Citoyens contre la hausse

En janvier 2011, après avoir reçu leur compte de taxes municipales, des citoyens du Plateau Mont-Royal ont été choqués par une hausse démesurée, alors en moyenne de 23,5 % sur l’île de Montréal. Ils sont passés à l’action en évitant de déverser leur frustration et leur colère sur le mobilier urbain ou sur des représentants de leur arrondissement. Le regroupement de citoyens « Mile End pour tous » participe depuis activement à la commission des finances de la Ville de Montréal. C’était bien avant le printemps érable, les révélations de la commission Charbonneau et le ras-le-bol généralisé devant autant de cônes orange réels ou imaginaires qui diabolisent le quotidien des Montréalais.

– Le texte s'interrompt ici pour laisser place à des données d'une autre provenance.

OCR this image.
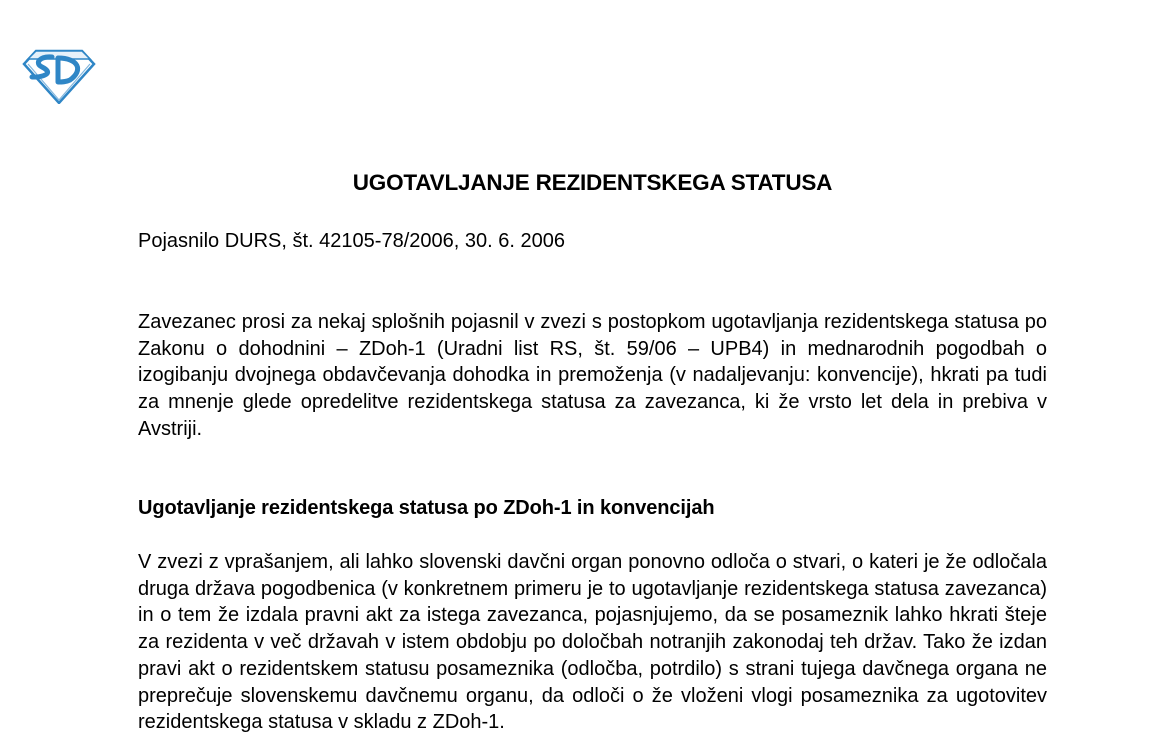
UGOTAVLJANJE REZIDENTSKEGA STATUSA

Pojasnilo DURS, št. 42105-78/2006, 30. 6. 2006

Zavezanec prosi za nekaj splošnih pojasnil v zvezi s postopkom ugotavljanja rezidentskega statusa po Zakonu o dohodnini – ZDoh-1 (Uradni list RS, št. 59/06 – UPB4) in mednarodnih pogodbah o izogibanju dvojnega obdavčevanja dohodka in premoženja (v nadaljevanju: konvencije), hkrati pa tudi za mnenje glede opredelitve rezidentskega statusa za zavezanca, ki že vrsto let dela in prebiva v Avstriji.

Ugotavljanje rezidentskega statusa po ZDoh-1 in konvencijah

V zvezi z vprašanjem, ali lahko slovenski davčni organ ponovno odloča o stvari, o kateri je že odločala druga država pogodbenica (v konkretnem primeru je to ugotavljanje rezidentskega statusa zavezanca) in o tem že izdala pravni akt za istega zavezanca, pojasnjujemo, da se posameznik lahko hkrati šteje za rezidenta v več državah v istem obdobju po določbah notranjih zakonodaj teh držav. Tako že izdan pravi akt o rezidentskem statusu posameznika (odločba, potrdilo) s strani tujega davčnega organa ne preprečuje slovenskemu davčnemu organu, da odloči o že vloženi vlogi posameznika za ugotovitev rezidentskega statusa v skladu z ZDoh-1.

Pierre Pagé, retraité de l’Institut canadien d’éducation des adultes (ICEA), participe activement à la vie citoyenne depuis plus de trente ans. Son premier combat ? Le cinéma Rialto, qui a bien failli perdre sa vocation culturelle au profit de la marchandisation de ce lieu unique, joyau de l’arrondissement. C’était sous le règne de l’administration Bourque. Alerté par les documentaristes Sophie Bissonnette et Martin Duckworth, citoyens du quartier, eux aussi inquiets des conséquences dramatiques de ces hausses, il a fait ses devoirs en assistant d’abord avec d’autres membres du comité aux séances publiques de travail de la Commission des finances. Il a fait sienne cette phrase, souvent galvaudée, du président américain : « Ne vous demandez pas ce que votre ville peut faire pour vous, demandez ce que vous pouvez faire pour votre ville. »


Comme d’autres arrondissements de Montréal, ces citoyens tiennent à la mixité de leur quartier. Jeunes familles, artistes, propriétaires de longue date avec de faibles revenus, autant de citoyens qui contribuent à créer la singularité de Montréal et de sa culture. Ils sont aussi conscients des dangers du fardeau fiscal induit par l’évaluation et la taxe foncière. Nul besoin d’être un érudit fiscaliste pour deviner la fin de ce roman urbain. Cette charge conduira à plus ou moins long terme à l’exode du « vrai monde » du quartier.


Le comité « Mile End » a posé les vraies questions, celles qui n’ont rien de glamour. Des interrogations concrètes pouvant mener à des solutions réalistes pour le bien commun. L’exercice peut paraître fastidieux, mais il n’en est rien. On se demande pourquoi on n’y avait pas pensé avant : « Comment Montréal se compare-t-elle à d’autres villes semblables ? », « Qu’est-ce que le contribuable a pour chaque dollar investi ? », « Est-il vrai que des employés reçoivent des bonis sans évaluation ? » ; l’exercice a duré six jours. Le septième jour, le 24 mai dernier, Claudine Schirardin, membre du comité, a déposé au nom du regroupement un mémoire sur le fardeau fiscal des Montréalais avec des propositions concrètes issues d’assemblées citoyennes.


En attendant des réponses à leurs questions, ces citoyens de Montréal devront prendre leur mal en patience. Et ils ne sont pas les seuls : d’autres résidants des régions s’indignent, car ils subissent les impacts de la spéculation immobilière. Car tout se paie, même le bonheur de contempler le fleuve et de rêvasser devant un lac.